鄭蕤不自然地頓了一下,揚了揚手裡的紙片,像是什麽都沒發生過一樣,開口把之前的問題問完:“這是你們的考試題嗎?”
於曈曈接過紙片蹲在鄭蕤身邊,紙片上面是地理試卷後面的材料分析題,答題的字跡也很工整,一看就是女生的字體,她蹙眉想了一下,有點驚訝地說:“這是前兩天考的那套省裡的題。”
所以說鬼樓的哭聲很可能是壓力的某個學生?還是文科生,在考試之後躲來這裡自己一個人哭和發泄?
鄭蕤不知道想到了什麽,把於曈曈手裡的紙抽走丟回垃圾桶裡,帶著點嚴肅地問:“你們文科生,壓力那麽大麽?”
他倒是聽劉峰抱怨過每天要背的知識點都很多,歷史、政治和地理都有大段要背的東西,尤其是政治和歷史。
其實於曈曈是沒感受過什麽學業上的壓力的,看她那個不求上進的萬年老二的名次就知道了,她確實擔得起佛系學霸這個稱號,而且家裡人每次拿到成績單第一句話都是“又考第二?哎呦,都說了多玩玩放松放松,怎麽老是考得這麽好啊!”
在成績這件事上,於曈曈的家長比她更佛。
“我還好,沒覺得壓力很大。”於曈曈老實地說。
小姑娘沒什麽壓力就行,鄭蕤看到於曈曈一臉輕松的樣子,放心地勾起嘴角:“走吧,我們已經打擾到人家緩解壓力了就別在這兒了,肖寒他們在樓下等著呢。”
於曈曈點了點頭,跟鄭蕤一起往樓下走去,還沒走到大門口就聽見肖寒他們三個人熱熱鬧鬧地不知道在說什麽。

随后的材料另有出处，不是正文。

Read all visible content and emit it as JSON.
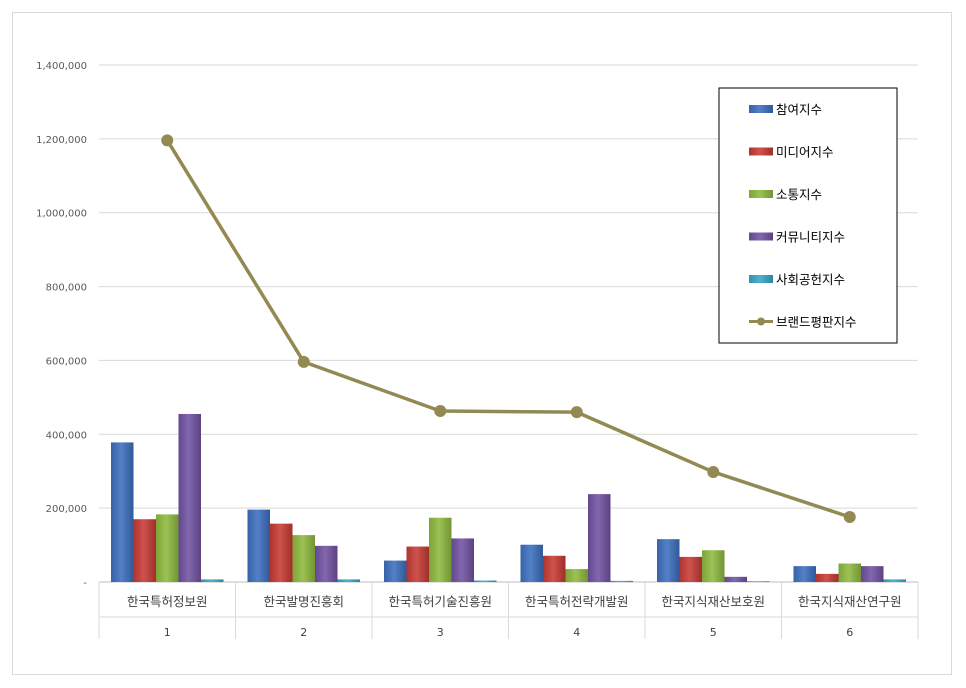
{
  "chart_data": {
    "type": "bar",
    "title": "",
    "xlabel": "",
    "ylabel": "",
    "categories": [
      "한국특허정보원",
      "한국발명진흥회",
      "한국특허기술진흥원",
      "한국특허전략개발원",
      "한국지식재산보호원",
      "한국지식재산연구원"
    ],
    "category_index": [
      "1",
      "2",
      "3",
      "4",
      "5",
      "6"
    ],
    "ylim": [
      0,
      1400000
    ],
    "yticks": [
      0,
      200000,
      400000,
      600000,
      800000,
      1000000,
      1200000,
      1400000
    ],
    "ytick_labels": [
      "-",
      "200,000",
      "400,000",
      "600,000",
      "800,000",
      "1,000,000",
      "1,200,000",
      "1,400,000"
    ],
    "grid": true,
    "legend_position": "top-right",
    "series": [
      {
        "name": "참여지수",
        "kind": "bar",
        "color": "#3c6fbf",
        "values": [
          378000,
          196000,
          58000,
          101000,
          116000,
          43000
        ]
      },
      {
        "name": "미디어지수",
        "kind": "bar",
        "color": "#c83a35",
        "values": [
          170000,
          158000,
          96000,
          71000,
          68000,
          22000
        ]
      },
      {
        "name": "소통지수",
        "kind": "bar",
        "color": "#8fba3f",
        "values": [
          183000,
          127000,
          174000,
          35000,
          86000,
          50000
        ]
      },
      {
        "name": "커뮤니티지수",
        "kind": "bar",
        "color": "#7252a3",
        "values": [
          455000,
          98000,
          118000,
          238000,
          14000,
          43000
        ]
      },
      {
        "name": "사회공헌지수",
        "kind": "bar",
        "color": "#34a7c7",
        "values": [
          7000,
          7000,
          4000,
          3000,
          2000,
          7000
        ]
      },
      {
        "name": "브랜드평판지수",
        "kind": "line",
        "color": "#938953",
        "values": [
          1196000,
          596000,
          463000,
          460000,
          298000,
          176000
        ]
      }
    ]
  }
}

鄭蕤手抄在兜裡嗤笑了一聲:“還說三個女人一台戲,你們三個也不差。”
跟在他身旁的於曈曈也跟著笑了。
肖寒勾著劉峰的肩膀笑著嘲諷劉峰:“蕤總,知道我們為什麽脫節了沒跟上你倆嗎?劉峰這個慫逼,裝著系鞋帶趁我和郭奇睿不注意嗖地一下跑了,跑得比兔子還快。”
劉峰抹了抹鼻子想要解釋:“我就是…”
“停,別找借口,我剛才在廁所逮著你的時候你怎麽說的?”肖寒馬上打斷了劉峰的話,看向鄭蕤和於曈曈,“你們都猜不到他說了什麽,我算知道他媽媽為什麽總用雞毛撣子抽他了,撒謊都不會!”
郭奇睿沒忍住撲哧一聲笑了出來,並且笑得停不下來,捂著肚子跟不明所以的鄭蕤和於曈曈說:“他說他餓了,去廁所找點吃的,哈哈哈哈哈哈!”
肖寒也忍不住了,跟著一通笑:“你說你這借口找的,去廁所能找什麽吃的?吃屎嗎!”
肖寒一笑手裡也沒力氣了,劉峰終於把他的胳膊從脖子上拿了下來,幽幽地歎了口氣:“我那不是嚇的麽,我□□一邁進鬼樓我汗毛都豎起來了,總覺得有股陰氣!”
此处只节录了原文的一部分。